Aldo Clementi participe au dépassement du sérialisme, par la catégorie de l’informel, moins philosophique, adornienne, dans son cas, que picturale, et par une pensée négative, visant la neutralisation de l’intervalle en d’opulentes trames, textures et polyphonies, faites de contrepoints, de canons et de carillons, aboutissant à la suspension de la forme, sans commencement ni fin, en un continuum sans but. Il en résulte des masses illusoirement inertes, sinon aphasiques, et pourtant magmatiques, témoignage d’une horror vacui, ainsi qu’une création a contrario, où l’organique, l’homme, la beauté, sinon l’art se vivent seulement comme paradis perdu. Aussi cite-t-on volontiers cette déclaration de Clementi, aux accents beckettiens : « La musique (et l’art en général) doit avoir simplement l’humble devoir de décrire sa propre fin ou du moins sa lente extinction1 ». En somme, il s’agit de trouver un moyen de cesser.
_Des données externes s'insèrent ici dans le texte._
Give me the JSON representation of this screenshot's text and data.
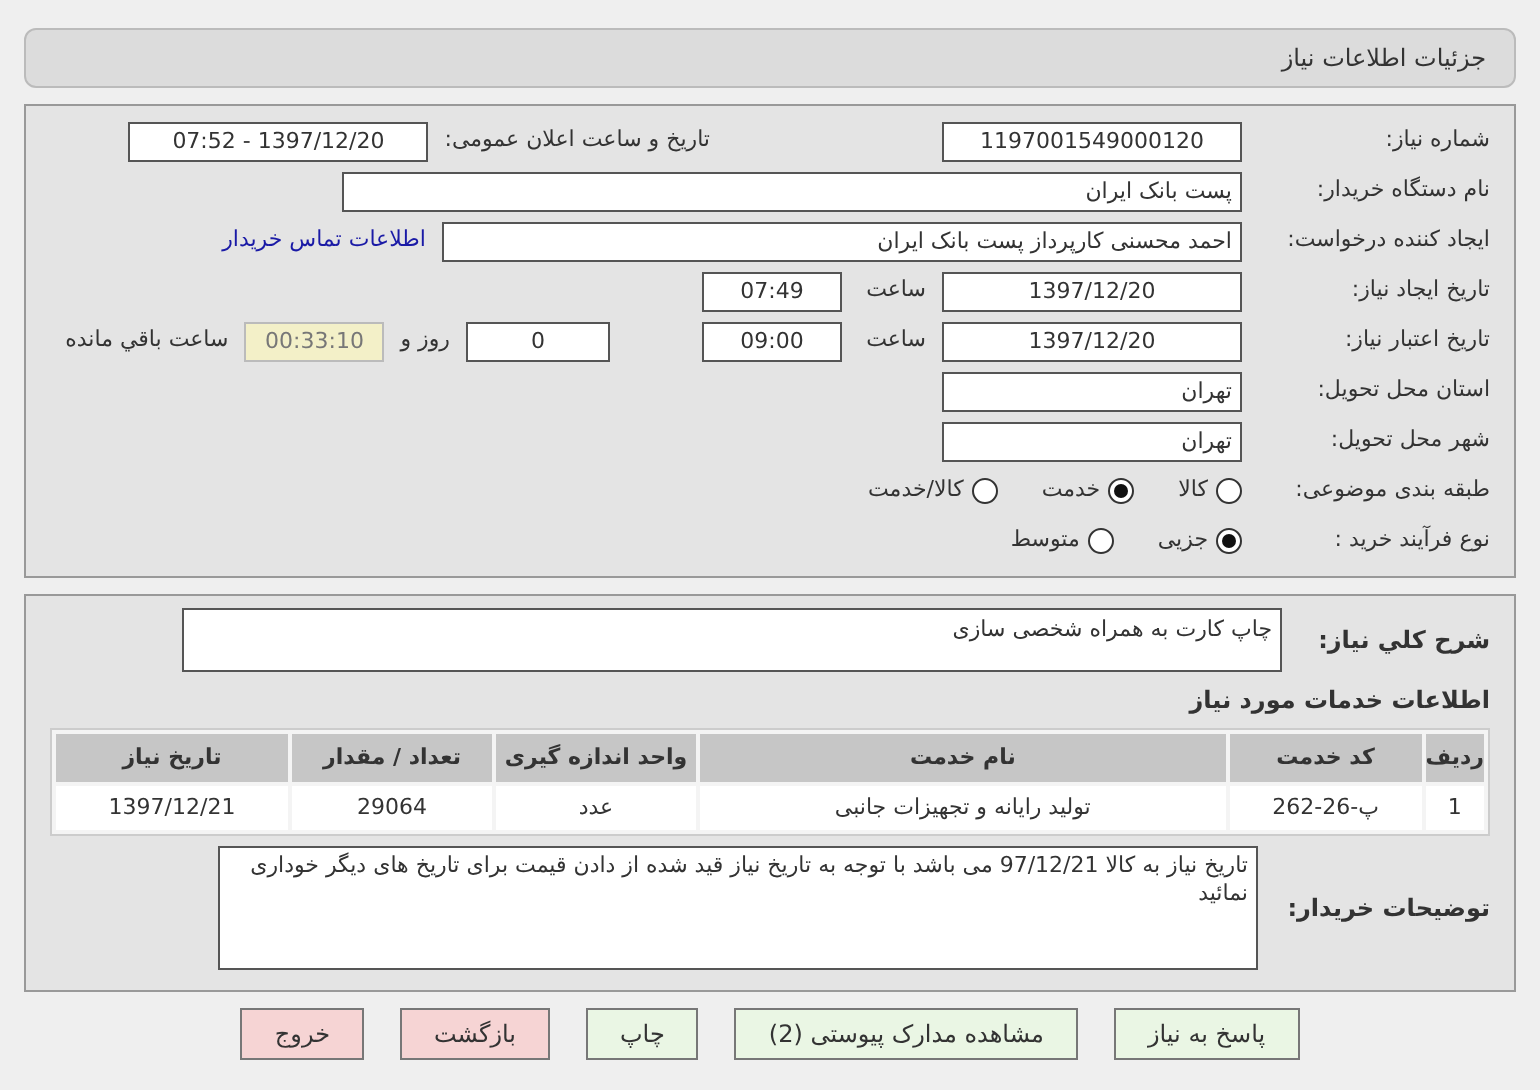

L’œuvre de Clementi suit un découpage en quatre périodes.
Carrés magiques
Webernienne, sérielle, structurale, aux timbres prégnants, la première période (jusqu’en 1960) reprend la technique des mutations de Bruno Maderna. Les œuvres, parmi lesquelles Tre studi (1956-1957), pour ensemble, y subdivisent leur matériau de base en structures de quelques sons, les soumettent à un contrepoint circulaire – déterminé par une matrice numérique –, à une rotation, et les inscrivent dans des « carrés magiques » (sur papier millimétré ou à carreaux), qui en modifient l’ordre horizontal, vertical et diagonal, altérant continûment le matériau initial. « C’était comme trouver un stade intermédiaire entre le cerveau et la note. Les notes doivent être mises au dernier moment, comme un fait pragmatique, comme une formalité2 ». Le carré magique représentait en outre la première transposition d’un espace visuel, figural, plastique, plus que spéculatif, en espace sonore, les graphiques résolvant les apories de la composition. Les Tre studi alternent strates, statiques, figures et tensions, avant que la Composizione n. 1 (1957), pour piano, ne crée un mécanisme savant et raffiné d’accélérations et de décélérations, déphasées, dans lequel la durée est considérée comme une projection horizontale des hauteurs.
Ideogrammi n. 1 (1959), pour seize instruments, et Ideogrammi n. 2 (1959), pour flûte et dix-sept instruments, traduisent, par leur titre même, une attention aux relations entre son et signe. Dans un langage presque désincarné, dépouillé de valeur psychologique, à la faveur d’une objectivité d’automate, impassible et anonyme, et dans l’instrumentation blanche, transparente et froide qui en reflète le projet, « les silences sont compris comme des éléments “pleins” de construction, une autre dimension superposée à la première. Ils sont aussi compris comme les relatifs contraires des accords, comme “dilatation silencieuse“ d’une “contraction audible”3 ». À ces silences, hérités de Webern, et qu’il juge opposés à la linéarité schoenbergienne, Clementi substitue peu à peu des strates, des agglomérats, des grappes de notes, des zones de densité de matière et autres trames dans lesquelles les sons, alternativement, se condensent et se diluent, créant et détruisant autant de denses polyphonies. En 1960, à la suite des Zeitmasse de Karlheinz Stockhausen, le trio Triplum (1960), dont l’écriture sur portée résulte encore d’un graphique, élimine bientôt tout résidu de thématisme par le seul contrepoint.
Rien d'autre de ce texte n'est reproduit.